The C₁A₂ base recognition mode of BZR TFs is distinct from that of typical bHLH TFs. (a,b) The essential hydrogen-bonding networks for C₁A₂ base recognition by the AtBIL1/BZR1-DNA complex (a) and AtMYC2-DNA complex (b), which are observed in the crystal structures. The residues with or without a prime mark (’) belong to different chains. ‘P_N’ represents a phosphate group at position N. Dashed lines and a red sphere represent hydrogen bonds (including salt bridges) and a water molecule, respectively. (c) Ratios of hydrogen bond (H-bond) formation in MD structures of the AtBIL1/BZR1-DNA complex.

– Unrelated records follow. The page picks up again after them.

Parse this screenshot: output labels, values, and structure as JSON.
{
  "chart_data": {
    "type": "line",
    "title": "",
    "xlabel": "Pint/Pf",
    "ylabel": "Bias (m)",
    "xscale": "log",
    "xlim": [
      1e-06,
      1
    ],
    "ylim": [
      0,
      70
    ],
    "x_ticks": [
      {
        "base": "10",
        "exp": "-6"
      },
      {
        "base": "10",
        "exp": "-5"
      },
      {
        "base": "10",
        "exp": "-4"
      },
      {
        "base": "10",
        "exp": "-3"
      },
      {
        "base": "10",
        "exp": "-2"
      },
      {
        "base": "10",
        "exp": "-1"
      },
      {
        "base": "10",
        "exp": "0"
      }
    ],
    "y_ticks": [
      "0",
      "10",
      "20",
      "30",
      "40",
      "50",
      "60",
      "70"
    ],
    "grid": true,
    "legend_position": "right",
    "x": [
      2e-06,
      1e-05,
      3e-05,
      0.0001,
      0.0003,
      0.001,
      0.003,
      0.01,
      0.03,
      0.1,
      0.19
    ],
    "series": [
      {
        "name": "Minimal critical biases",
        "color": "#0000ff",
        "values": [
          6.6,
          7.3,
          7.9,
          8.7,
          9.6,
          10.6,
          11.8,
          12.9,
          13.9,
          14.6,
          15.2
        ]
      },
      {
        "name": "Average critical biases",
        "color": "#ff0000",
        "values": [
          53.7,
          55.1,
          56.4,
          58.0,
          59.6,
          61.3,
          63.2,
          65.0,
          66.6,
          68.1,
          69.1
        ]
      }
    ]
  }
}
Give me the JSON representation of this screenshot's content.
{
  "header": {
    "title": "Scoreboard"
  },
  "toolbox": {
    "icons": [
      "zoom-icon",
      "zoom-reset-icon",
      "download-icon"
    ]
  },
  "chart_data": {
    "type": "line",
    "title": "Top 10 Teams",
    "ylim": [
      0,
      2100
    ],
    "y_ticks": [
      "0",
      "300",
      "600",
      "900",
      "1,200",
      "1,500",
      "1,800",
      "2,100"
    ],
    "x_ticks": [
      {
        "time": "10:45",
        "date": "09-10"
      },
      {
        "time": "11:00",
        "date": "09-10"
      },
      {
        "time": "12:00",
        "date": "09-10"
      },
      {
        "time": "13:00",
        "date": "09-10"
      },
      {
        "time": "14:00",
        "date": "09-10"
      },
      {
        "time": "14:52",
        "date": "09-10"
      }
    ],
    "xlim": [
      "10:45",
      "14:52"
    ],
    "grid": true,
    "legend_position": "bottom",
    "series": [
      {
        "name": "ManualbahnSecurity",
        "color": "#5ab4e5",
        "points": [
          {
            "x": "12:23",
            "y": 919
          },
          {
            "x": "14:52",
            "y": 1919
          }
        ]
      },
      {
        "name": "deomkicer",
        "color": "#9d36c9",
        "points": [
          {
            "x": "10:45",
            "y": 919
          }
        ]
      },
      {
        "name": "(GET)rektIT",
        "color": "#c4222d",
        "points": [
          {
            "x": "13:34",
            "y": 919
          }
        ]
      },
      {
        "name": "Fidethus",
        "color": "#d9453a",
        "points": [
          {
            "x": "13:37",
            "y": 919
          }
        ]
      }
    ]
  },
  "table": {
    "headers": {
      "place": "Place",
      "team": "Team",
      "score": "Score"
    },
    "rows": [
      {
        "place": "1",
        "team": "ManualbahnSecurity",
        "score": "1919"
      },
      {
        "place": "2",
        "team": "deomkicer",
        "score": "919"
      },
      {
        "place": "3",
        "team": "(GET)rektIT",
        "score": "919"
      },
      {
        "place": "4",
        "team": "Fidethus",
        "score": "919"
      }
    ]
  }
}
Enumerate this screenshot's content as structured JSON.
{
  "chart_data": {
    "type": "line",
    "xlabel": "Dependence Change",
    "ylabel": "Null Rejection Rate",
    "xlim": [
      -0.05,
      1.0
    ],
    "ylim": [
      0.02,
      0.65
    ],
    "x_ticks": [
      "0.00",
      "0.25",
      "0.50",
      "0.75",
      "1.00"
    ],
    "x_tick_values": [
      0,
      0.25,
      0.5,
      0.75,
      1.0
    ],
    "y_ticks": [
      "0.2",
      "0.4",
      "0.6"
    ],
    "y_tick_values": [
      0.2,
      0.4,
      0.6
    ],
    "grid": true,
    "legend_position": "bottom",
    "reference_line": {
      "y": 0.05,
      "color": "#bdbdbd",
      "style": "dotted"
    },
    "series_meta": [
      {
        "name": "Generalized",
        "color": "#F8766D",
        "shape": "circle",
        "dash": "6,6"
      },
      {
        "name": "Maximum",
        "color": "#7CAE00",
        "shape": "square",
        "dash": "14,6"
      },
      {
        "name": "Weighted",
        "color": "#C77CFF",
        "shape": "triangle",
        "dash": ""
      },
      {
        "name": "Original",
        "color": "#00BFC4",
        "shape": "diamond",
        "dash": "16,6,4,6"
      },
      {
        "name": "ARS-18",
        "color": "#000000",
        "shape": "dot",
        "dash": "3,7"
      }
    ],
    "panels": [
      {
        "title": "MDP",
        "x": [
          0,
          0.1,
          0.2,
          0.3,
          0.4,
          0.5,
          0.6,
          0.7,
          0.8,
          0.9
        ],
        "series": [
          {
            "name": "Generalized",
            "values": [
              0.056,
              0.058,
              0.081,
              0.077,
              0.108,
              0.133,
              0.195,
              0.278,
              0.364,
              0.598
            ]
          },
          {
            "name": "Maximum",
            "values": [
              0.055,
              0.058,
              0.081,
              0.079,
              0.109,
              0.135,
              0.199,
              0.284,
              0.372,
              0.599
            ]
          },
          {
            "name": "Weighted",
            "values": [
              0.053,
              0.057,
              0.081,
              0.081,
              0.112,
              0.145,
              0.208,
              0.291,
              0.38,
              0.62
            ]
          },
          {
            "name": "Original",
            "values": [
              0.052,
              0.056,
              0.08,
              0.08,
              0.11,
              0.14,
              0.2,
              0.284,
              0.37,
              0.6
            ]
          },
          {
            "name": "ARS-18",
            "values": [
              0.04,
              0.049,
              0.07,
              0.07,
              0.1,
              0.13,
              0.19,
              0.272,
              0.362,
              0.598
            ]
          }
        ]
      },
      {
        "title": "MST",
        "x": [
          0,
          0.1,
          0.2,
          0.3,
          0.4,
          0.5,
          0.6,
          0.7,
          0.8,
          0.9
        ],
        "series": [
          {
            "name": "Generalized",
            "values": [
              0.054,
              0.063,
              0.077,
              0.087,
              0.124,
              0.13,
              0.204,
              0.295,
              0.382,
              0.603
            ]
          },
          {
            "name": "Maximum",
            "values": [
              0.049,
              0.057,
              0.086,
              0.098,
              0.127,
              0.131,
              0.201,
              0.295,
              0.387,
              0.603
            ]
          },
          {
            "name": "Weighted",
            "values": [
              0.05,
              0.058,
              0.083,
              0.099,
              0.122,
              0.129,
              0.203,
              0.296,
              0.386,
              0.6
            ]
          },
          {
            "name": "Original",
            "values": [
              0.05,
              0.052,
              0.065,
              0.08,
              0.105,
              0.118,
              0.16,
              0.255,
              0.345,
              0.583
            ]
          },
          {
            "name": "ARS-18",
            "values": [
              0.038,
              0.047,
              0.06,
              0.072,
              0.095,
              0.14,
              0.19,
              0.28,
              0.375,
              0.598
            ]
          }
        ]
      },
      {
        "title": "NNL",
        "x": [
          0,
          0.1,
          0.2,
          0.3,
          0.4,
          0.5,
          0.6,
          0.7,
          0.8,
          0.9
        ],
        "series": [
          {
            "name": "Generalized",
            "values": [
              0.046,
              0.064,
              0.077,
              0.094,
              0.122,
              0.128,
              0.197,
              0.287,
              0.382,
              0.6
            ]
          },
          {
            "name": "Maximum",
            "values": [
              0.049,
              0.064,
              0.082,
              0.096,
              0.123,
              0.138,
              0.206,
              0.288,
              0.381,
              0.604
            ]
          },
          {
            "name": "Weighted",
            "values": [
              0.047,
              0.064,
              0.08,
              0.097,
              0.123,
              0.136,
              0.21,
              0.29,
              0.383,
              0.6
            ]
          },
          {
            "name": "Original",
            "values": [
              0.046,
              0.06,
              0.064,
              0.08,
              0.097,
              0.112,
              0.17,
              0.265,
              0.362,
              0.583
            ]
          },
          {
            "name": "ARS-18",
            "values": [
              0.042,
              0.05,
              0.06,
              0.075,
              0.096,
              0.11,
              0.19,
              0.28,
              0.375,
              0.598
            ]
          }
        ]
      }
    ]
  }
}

The results of both chains α and β, which correspond to chains C and D of AtBIL1/BZR1 (PDB ID: 5ZD4), respectively, are shown for 3 independent runs. Colors closer to red indicate a higher ratio. (d) The binding free-energy differences (ΔΔG) between different nucleobases (C₁ to T₁ and A₂ to G₂) in complex with AtBIL1/BZR1 or AtMYC2. Data are the means + standard deviations (SDs, n = 6 independent runs).